Both Japan and China can look at possibilities for reconciliation while advancing Northeast Asia regional cooperation.
In advancing such initiatives, we must not forget that China had a leader who seriously worked at reconciling Japan and China. This person was former general secretary of the Chinese Communist Party Hu Yaobang, who aimed for political reform and was ousted. In my view, no postwar Chinese politician had a higher opinion of Japan's postwar peaceful development nor made a greater effort to seek cooperation with Japan than Hu.
I have a fond memory about Hu that goes back about a quarter century when I was a correspondent in Beijing. In May 1980, Chinese Premier Hua Guofeng left Beijing airport to attend the funeral of Yugoslavian President Josip Broz Tito.
I went to the airport in the early morning to cover Hua's departure. Back then, reporters were allowed to go near dignitaries who were seeing off the leader on the apron. Among them was Hu, who had just been appointed general secretary. He smiled and nodded at us.
After the aircraft took off, we entered the empty airport building. Unexpectedly, Hu turned to me and two other young Japanese reporters and beckoned us. "Are you free now? Why don't we chat for a while?" he said.

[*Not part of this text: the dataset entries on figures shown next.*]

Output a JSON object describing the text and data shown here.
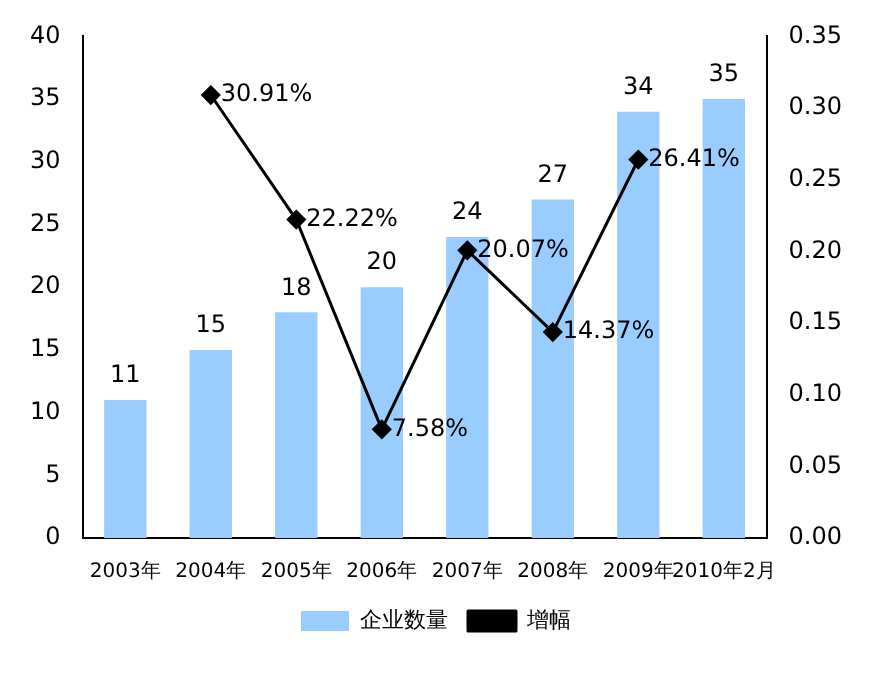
{
  "chart_data": {
    "type": "bar",
    "categories": [
      "2003年",
      "2004年",
      "2005年",
      "2006年",
      "2007年",
      "2008年",
      "2009年",
      "2010年2月"
    ],
    "series": [
      {
        "name": "企业数量",
        "color": "#99ccff",
        "values": [
          11,
          15,
          18,
          20,
          24,
          27,
          34,
          35
        ],
        "value_labels": [
          "11",
          "15",
          "18",
          "20",
          "24",
          "27",
          "34",
          "35"
        ]
      },
      {
        "name": "增幅",
        "type": "line",
        "axis": "y2",
        "color": "#000000",
        "values": [
          null,
          0.3091,
          0.2222,
          0.0758,
          0.2007,
          0.1437,
          0.2641,
          null
        ],
        "value_labels": [
          null,
          "30.91%",
          "22.22%",
          "7.58%",
          "20.07%",
          "14.37%",
          "26.41%",
          null
        ]
      }
    ],
    "ylim": [
      0,
      40
    ],
    "yticks": [
      0,
      5,
      10,
      15,
      20,
      25,
      30,
      35,
      40
    ],
    "y2lim": [
      0,
      0.35
    ],
    "y2ticks": [
      {
        "value": 0,
        "label": "0.00"
      },
      {
        "value": 0.05,
        "label": "0.05"
      },
      {
        "value": 0.1,
        "label": "0.10"
      },
      {
        "value": 0.15,
        "label": "0.15"
      },
      {
        "value": 0.2,
        "label": "0.20"
      },
      {
        "value": 0.25,
        "label": "0.25"
      },
      {
        "value": 0.3,
        "label": "0.30"
      },
      {
        "value": 0.35,
        "label": "0.35"
      }
    ],
    "legend": "bottom",
    "marker": "diamond",
    "line_style": "solid",
    "grid": false
  }
}
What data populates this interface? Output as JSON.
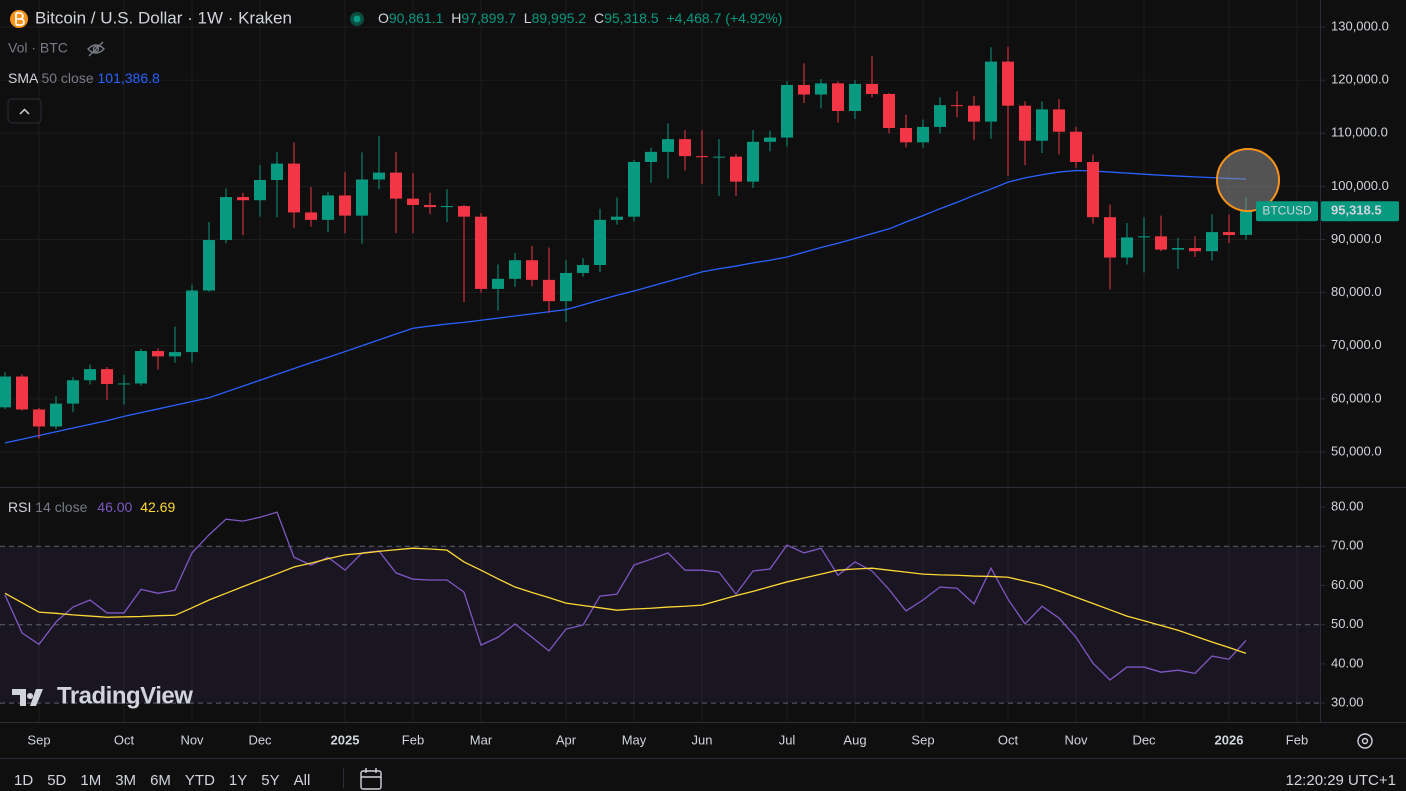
{
  "header": {
    "symbol": "Bitcoin / U.S. Dollar · 1W · Kraken",
    "ohlc": [
      {
        "key": "O",
        "label": "90,861.1"
      },
      {
        "key": "H",
        "label": "97,899.7"
      },
      {
        "key": "L",
        "label": "89,995.2"
      },
      {
        "key": "C",
        "label": "95,318.5"
      }
    ],
    "change": "+4,468.7 (+4.92%)",
    "volume": "Vol · BTC"
  },
  "brand": "TradingView",
  "toolbar": {
    "ranges": [
      "1D",
      "5D",
      "1M",
      "3M",
      "6M",
      "YTD",
      "1Y",
      "5Y",
      "All"
    ],
    "clock": "12:20:29 UTC+1"
  },
  "chart_data": [
    {
      "type": "candlestick",
      "title": "Bitcoin / U.S. Dollar · 1W · Kraken",
      "categories": [
        null,
        null,
        "Sep",
        null,
        null,
        null,
        null,
        "Oct",
        null,
        null,
        null,
        "Nov",
        null,
        null,
        null,
        "Dec",
        null,
        null,
        null,
        null,
        "2025",
        null,
        null,
        null,
        "Feb",
        null,
        null,
        null,
        "Mar",
        null,
        null,
        null,
        null,
        "Apr",
        null,
        null,
        null,
        "May",
        null,
        null,
        null,
        "Jun",
        null,
        null,
        null,
        null,
        "Jul",
        null,
        null,
        null,
        "Aug",
        null,
        null,
        null,
        "Sep",
        null,
        null,
        null,
        null,
        "Oct",
        null,
        null,
        null,
        "Nov",
        null,
        null,
        null,
        "Dec",
        null,
        null,
        null,
        null,
        "2026",
        null,
        null,
        null,
        "Feb"
      ],
      "series": [
        {
          "name": "BTCUSD",
          "up_color": "#089981",
          "down_color": "#f23645",
          "last_label": "95,318.5",
          "open": [
            58400,
            64200,
            58000,
            54800,
            59100,
            63500,
            65600,
            62800,
            62900,
            69000,
            68000,
            68800,
            80400,
            89900,
            98000,
            97400,
            101200,
            104300,
            95100,
            93700,
            98300,
            94500,
            101300,
            102600,
            97700,
            96500,
            96100,
            96300,
            94300,
            80700,
            82600,
            86100,
            82400,
            78400,
            83700,
            85200,
            93700,
            94300,
            104600,
            106500,
            108900,
            105700,
            105500,
            105600,
            100900,
            108400,
            109200,
            119100,
            117300,
            119400,
            114200,
            119300,
            117400,
            111000,
            108300,
            111200,
            115300,
            115200,
            112200,
            123500,
            115200,
            108600,
            114500,
            110300,
            104600,
            94200,
            86600,
            90400,
            90600,
            88100,
            88400,
            87800,
            91400,
            90861.1,
            null,
            null,
            null
          ],
          "high": [
            65000,
            64600,
            58300,
            60500,
            64100,
            66500,
            66000,
            64500,
            69400,
            69500,
            73600,
            81500,
            93300,
            99600,
            98800,
            104000,
            106500,
            108300,
            99900,
            99000,
            102700,
            106400,
            109500,
            106500,
            102500,
            98800,
            99500,
            96500,
            95000,
            85300,
            87500,
            88800,
            88500,
            86100,
            86500,
            95800,
            97900,
            105000,
            107300,
            111900,
            110600,
            110600,
            108900,
            106100,
            110600,
            110500,
            119800,
            123200,
            120200,
            119800,
            120000,
            124500,
            117600,
            113500,
            112600,
            116800,
            117900,
            117000,
            126200,
            126300,
            116000,
            116000,
            116400,
            111200,
            106000,
            96600,
            93100,
            94200,
            94500,
            90300,
            90600,
            94700,
            94700,
            97899.7,
            null,
            null,
            null
          ],
          "low": [
            58100,
            57800,
            52500,
            54300,
            57500,
            62700,
            59800,
            58900,
            62500,
            65500,
            66800,
            66800,
            80200,
            89300,
            90800,
            94300,
            94200,
            92200,
            92400,
            91400,
            91200,
            89200,
            99500,
            91200,
            91200,
            94800,
            93300,
            78200,
            80000,
            76600,
            81100,
            81200,
            76200,
            74500,
            83000,
            83900,
            92800,
            93400,
            100700,
            101500,
            103000,
            100400,
            98200,
            98200,
            99700,
            106600,
            107500,
            115700,
            114700,
            112000,
            112700,
            116800,
            110000,
            107300,
            107300,
            110000,
            113000,
            108700,
            109000,
            102000,
            104000,
            106300,
            106000,
            103500,
            93000,
            80600,
            85300,
            83800,
            87800,
            84500,
            86700,
            86000,
            89300,
            89995.2,
            null,
            null,
            null
          ],
          "close": [
            64200,
            58000,
            54800,
            59100,
            63500,
            65600,
            62800,
            62900,
            69000,
            68000,
            68800,
            80400,
            89900,
            98000,
            97400,
            101200,
            104300,
            95100,
            93700,
            98300,
            94500,
            101300,
            102600,
            97700,
            96500,
            96100,
            96300,
            94300,
            80700,
            82600,
            86100,
            82400,
            78400,
            83700,
            85200,
            93700,
            94300,
            104600,
            106500,
            108900,
            105700,
            105500,
            105600,
            100900,
            108400,
            109200,
            119100,
            117300,
            119400,
            114200,
            119300,
            117400,
            111000,
            108300,
            111200,
            115300,
            115200,
            112200,
            123500,
            115200,
            108600,
            114500,
            110300,
            104600,
            94200,
            86600,
            90400,
            90600,
            88100,
            88400,
            87800,
            91400,
            90850,
            95318.5,
            null,
            null,
            null
          ]
        }
      ],
      "indicators": [
        {
          "name": "SMA",
          "params": "50 close",
          "color": "#2962ff",
          "value_label": "101,386.8",
          "values": [
            51700,
            52400,
            53100,
            53800,
            54500,
            55200,
            55900,
            56700,
            57400,
            58100,
            58800,
            59500,
            60200,
            61300,
            62400,
            63500,
            64600,
            65700,
            66800,
            67800,
            68900,
            70000,
            71100,
            72200,
            73300,
            73700,
            74100,
            74400,
            74800,
            75200,
            75600,
            76000,
            76400,
            76800,
            77700,
            78600,
            79500,
            80300,
            81200,
            82100,
            83000,
            83900,
            84500,
            85000,
            85600,
            86100,
            86700,
            87600,
            88500,
            89300,
            90200,
            91100,
            92000,
            93300,
            94500,
            95800,
            97000,
            98300,
            99500,
            100800,
            101600,
            102200,
            102700,
            103000,
            102900,
            102700,
            102500,
            102300,
            102100,
            101950,
            101800,
            101650,
            101500,
            101386.8,
            null,
            null,
            null
          ]
        }
      ],
      "ylim": [
        43400,
        135100
      ],
      "yticks": [
        {
          "value": 50000,
          "label": "50,000.0"
        },
        {
          "value": 60000,
          "label": "60,000.0"
        },
        {
          "value": 70000,
          "label": "70,000.0"
        },
        {
          "value": 80000,
          "label": "80,000.0"
        },
        {
          "value": 90000,
          "label": "90,000.0"
        },
        {
          "value": 100000,
          "label": "100,000.0"
        },
        {
          "value": 110000,
          "label": "110,000.0"
        },
        {
          "value": 120000,
          "label": "120,000.0"
        },
        {
          "value": 130000,
          "label": "130,000.0"
        }
      ],
      "grid": true
    },
    {
      "type": "line",
      "title": "RSI",
      "subtitle": "14 close",
      "series": [
        {
          "color": "#7e57c2",
          "value_label": "46.00",
          "values": [
            57.6,
            47.9,
            45,
            50.7,
            54.5,
            56.3,
            53,
            53,
            59,
            58,
            58.8,
            68.3,
            72.9,
            76.9,
            76.4,
            77.4,
            78.7,
            67.2,
            65.2,
            67.2,
            63.9,
            68.3,
            68.8,
            63.2,
            61.6,
            61.4,
            61.4,
            58.3,
            44.8,
            46.8,
            50.2,
            46.8,
            43.3,
            48.9,
            49.9,
            57.3,
            57.8,
            65.2,
            66.7,
            68.3,
            63.9,
            63.9,
            63.4,
            57.8,
            63.7,
            64.2,
            70.3,
            68.3,
            69.5,
            62.6,
            66,
            63.7,
            59,
            53.5,
            56.3,
            59.6,
            59.3,
            55.3,
            64.4,
            56.5,
            50.2,
            54.7,
            51.7,
            46.8,
            40.2,
            35.9,
            39.2,
            39.2,
            37.9,
            38.4,
            37.6,
            42,
            41.2,
            46,
            null,
            null,
            null
          ]
        },
        {
          "color": "#fdd835",
          "value_label": "42.69",
          "values": [
            58,
            55.6,
            53.2,
            52.9,
            52.5,
            52.2,
            51.9,
            52,
            52.1,
            52.3,
            52.4,
            54.3,
            56.3,
            58,
            59.7,
            61.4,
            63,
            64.7,
            65.7,
            66.8,
            67.8,
            68.2,
            68.7,
            69.1,
            69.5,
            69.3,
            69,
            66,
            63.9,
            61.7,
            59.6,
            58.2,
            56.9,
            55.5,
            54.9,
            54.3,
            53.7,
            54,
            54.2,
            54.5,
            54.7,
            55,
            56.2,
            57.4,
            58.5,
            59.7,
            60.9,
            61.9,
            62.9,
            63.9,
            64.2,
            64.4,
            63.9,
            63.4,
            62.9,
            62.7,
            62.6,
            62.4,
            62.3,
            62.1,
            61.1,
            60.1,
            58.6,
            57,
            55.4,
            53.8,
            52.2,
            51,
            49.8,
            48.6,
            47.1,
            45.6,
            44.2,
            42.69,
            null,
            null,
            null
          ]
        }
      ],
      "ylim": [
        25.2,
        85.1
      ],
      "yticks": [
        {
          "value": 30,
          "label": "30.00"
        },
        {
          "value": 40,
          "label": "40.00"
        },
        {
          "value": 50,
          "label": "50.00"
        },
        {
          "value": 60,
          "label": "60.00"
        },
        {
          "value": 70,
          "label": "70.00"
        },
        {
          "value": 80,
          "label": "80.00"
        }
      ],
      "band": [
        70,
        30
      ],
      "hlines": [
        70,
        50,
        30
      ]
    }
  ]
}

We sat on a sofa and listened to Hu speaking of his dreams about an exchange program of Japanese and Chinese youths.
In 1986, Hu and Prime Minister Yasuhiro Nakasone attended the ground-breaking ceremony of the Japan-China youth exchange center in Beijing and gave the following speech: "Historically, not a few people were possessed by narrow-minded patriotism and fell into wrongful nationalism. Chinese and Japanese youth should draw wisdom from history. I encourage them to train themselves to become high-minded modern people who possess patriotic passion and an international spirit."
Political leaders of both Japan and China should ponder afresh the significance of these words.
The Japanese side should accept the speech as a warning against anti-Chinese sentiments and bravado spreading in Japan. Japan should get together with China to create an environment that allows China to advance its new diplomacy to promote Japan-China cooperation.
Why not join hands to start a historic reconciliation process? The two countries need to build up confidence and reconcile through a chain of "high-minded modern people." Let us start the initiative next year, the 60th anniversary of the end of World War 2.
To advance such a grand vision along with national interests, the prime minister should clearly express his determination not to visit Yasukuni Shrine.